Le projet STEPS, pour Sustainable Thinking and Expression on Public Space (Développement durable et expression citoyenne dans l’espace public) a démarré en 2009 à Toronto. Il s’agit d’un regroupement communautaire qui cherche à faire le pont entre la culture, la sphère sociale et l’aménagement urbain en renforçant la capacité des gens d’investir de façon créative les espaces publics de leur communauté. STEPS est un projet ayant émergé du Centre for Social Innovation (CSI), un organisme ayant servi de tuteur légal et apporté une aide précieuse. STEPS est en voie d’incorporation en tant qu’organisme autonome.

ARTivistes émergents
Le programme de soutien aux artistes émergents de STEPS (Emerging ARTivist Program) est un programme d’activités qui, en collaboration avec des artistes locaux, entraîne les jeunes à agir de façon créative face à des problématiques d’aménagement dans leur quartier en réalisant leur propre projet d’art public. Il a été implanté en milieu scolaire et communautaire, avec des jeunes de 7 à 22 ans.
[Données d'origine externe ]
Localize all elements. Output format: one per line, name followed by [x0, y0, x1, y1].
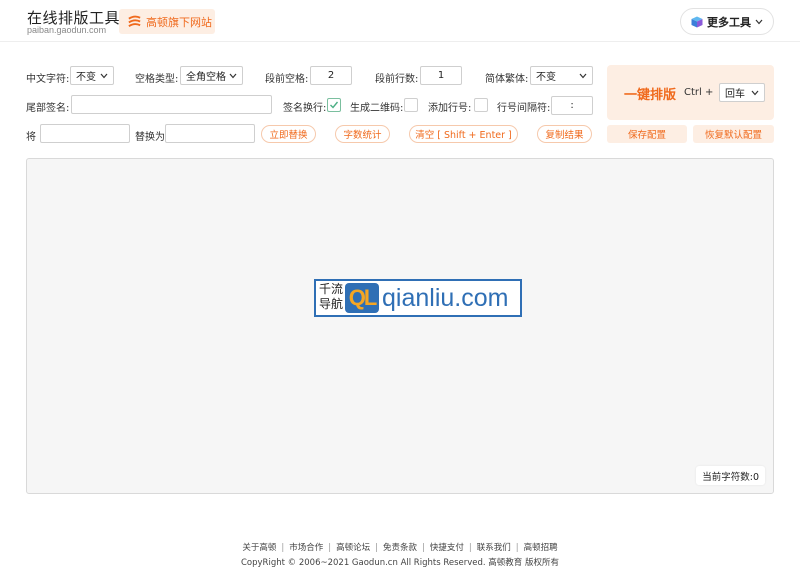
replace-to-input[interactable] [165, 124, 255, 143]
footer-link[interactable]: 联系我们 [477, 543, 511, 553]
one-click-format-button[interactable]: 一键排版 [624, 84, 676, 103]
word-count-button[interactable]: 字数统计 [335, 125, 390, 143]
replace-from-label: 将 [26, 132, 36, 143]
para-space-label: 段前空格: [265, 74, 309, 85]
space-type-label: 空格类型: [135, 74, 179, 85]
replace-to-label: 替换为 [135, 132, 165, 143]
footer-link[interactable]: 高顿论坛 [336, 543, 370, 553]
replace-now-button[interactable]: 立即替换 [261, 125, 316, 143]
text-editor[interactable]: 千流 导航 QL qianliu.com 当前字符数:0 [26, 158, 774, 494]
footer-links: 关于高顿 | 市场合作 | 高顿论坛 | 免责条款 | 快捷支付 | 联系我们 | 高顿招聘 [242, 543, 558, 553]
simp-trad-value: 不变 [536, 72, 556, 83]
footer-link[interactable]: 快捷支付 [430, 543, 464, 553]
replace-from-input[interactable] [40, 124, 130, 143]
watermark-ql: QL [345, 283, 379, 313]
space-type-value: 全角空格 [186, 72, 226, 83]
footer-link[interactable]: 免责条款 [383, 543, 417, 553]
simp-trad-select[interactable]: 不变 [530, 66, 593, 85]
shortcut-prefix: Ctrl + [684, 87, 714, 98]
shortcut-key-select[interactable]: 回车 [719, 83, 765, 102]
para-lines-input[interactable]: 1 [420, 66, 462, 85]
line-sep-label: 行号间隔符: [497, 103, 551, 114]
chinese-char-value: 不变 [76, 72, 96, 83]
sign-newline-label: 签名换行: [283, 103, 327, 114]
copyright: CopyRight © 2006~2021 Gaodun.cn All Righ… [241, 558, 559, 568]
more-tools-label: 更多工具 [707, 15, 751, 29]
brand-badge-label: 高顿旗下网站 [146, 15, 212, 29]
gaodun-logo-icon [128, 15, 141, 27]
chevron-down-icon [229, 73, 237, 79]
brand-badge[interactable]: 高顿旗下网站 [119, 9, 215, 34]
char-count-badge: 当前字符数:0 [696, 466, 765, 485]
line-no-label: 添加行号: [428, 103, 472, 114]
watermark-cn: 千流 导航 [319, 282, 343, 312]
cube-icon [691, 16, 703, 27]
footer-link[interactable]: 关于高顿 [242, 543, 276, 553]
line-sep-input[interactable]: : [551, 96, 593, 115]
watermark-cn-line2: 导航 [319, 297, 344, 311]
para-space-input[interactable]: 2 [310, 66, 352, 85]
restore-default-button[interactable]: 恢复默认配置 [693, 125, 774, 143]
simp-trad-label: 简体繁体: [485, 74, 529, 85]
chinese-char-label: 中文字符: [26, 74, 70, 85]
chevron-down-icon [751, 90, 759, 96]
tail-sign-label: 尾部签名: [26, 103, 70, 114]
check-icon [330, 101, 339, 109]
para-lines-label: 段前行数: [375, 74, 419, 85]
chinese-char-select[interactable]: 不变 [70, 66, 114, 85]
footer-link[interactable]: 市场合作 [289, 543, 323, 553]
watermark-domain: qianliu.com [382, 284, 509, 312]
tail-sign-input[interactable] [71, 95, 272, 114]
site-domain: paiban.gaodun.com [27, 25, 107, 35]
qrcode-checkbox[interactable] [404, 98, 418, 112]
one-click-panel: 一键排版 Ctrl + 回车 [607, 65, 774, 120]
clear-button[interactable]: 清空 [ Shift + Enter ] [409, 125, 518, 143]
chevron-down-icon [755, 19, 763, 24]
copy-result-button[interactable]: 复制结果 [537, 125, 592, 143]
more-tools-button[interactable]: 更多工具 [680, 8, 774, 35]
header: 在线排版工具 paiban.gaodun.com 高顿旗下网站 更多工具 [0, 0, 800, 42]
line-no-checkbox[interactable] [474, 98, 488, 112]
watermark-cn-line1: 千流 [319, 282, 344, 296]
sign-newline-checkbox[interactable] [327, 98, 341, 112]
footer-link[interactable]: 高顿招聘 [524, 543, 558, 553]
qrcode-label: 生成二维码: [350, 103, 404, 114]
chevron-down-icon [579, 73, 587, 79]
qianliu-watermark: 千流 导航 QL qianliu.com [314, 279, 522, 317]
chevron-down-icon [100, 73, 108, 79]
save-config-button[interactable]: 保存配置 [607, 125, 687, 143]
space-type-select[interactable]: 全角空格 [180, 66, 243, 85]
shortcut-key-value: 回车 [725, 89, 745, 100]
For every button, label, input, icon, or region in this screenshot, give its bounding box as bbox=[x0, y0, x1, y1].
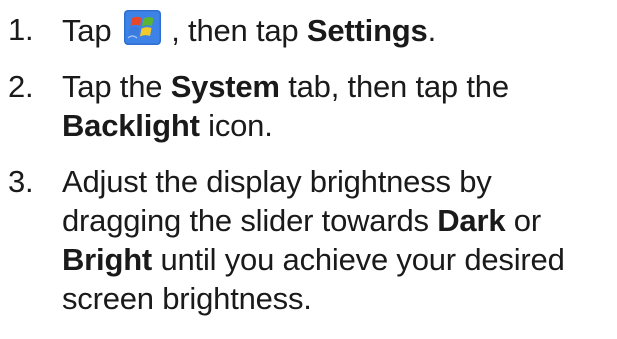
dark-term: Dark bbox=[437, 203, 506, 238]
bright-term: Bright bbox=[62, 242, 153, 277]
system-term: System bbox=[170, 69, 280, 104]
step-text: Tap bbox=[62, 13, 120, 48]
step-1: 1. Tap , then tap Settings. bbox=[0, 10, 617, 50]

250px-St_James_Town1St. James Town
Le quartier de St. James Town regroupe la plus grande concentration d’édifices à logements au pays et il est le plus densément peuplé au Canada. Officiellement, environ 17 000 personnes vivent dans 19 tours d’habitation et 4 bâtiments de moindre hauteur, mais le nombre d’habitants serait plutôt de 25 000, selon les résidents. Beaucoup d’entre eux sont de nouveaux arrivants qui résident dans les édifices réservés au logement social avec d’autres immigrants et familles à faible revenu. Le quartier souffre de cette densité d’habitation, du délabrement, d’un manque de services et de la criminalité, mais les habitants font preuve d’engagement en vue de l’améliorer.

NOTES

Les prix d’excellence de la Fête de la culture
Le prix Événement novateur est l’un des quatre prix d’excellence attribués par la Fête de la culture (Culture Days), une célébration annuelle pancanadienne à l’image des Journées de la culture au Québec.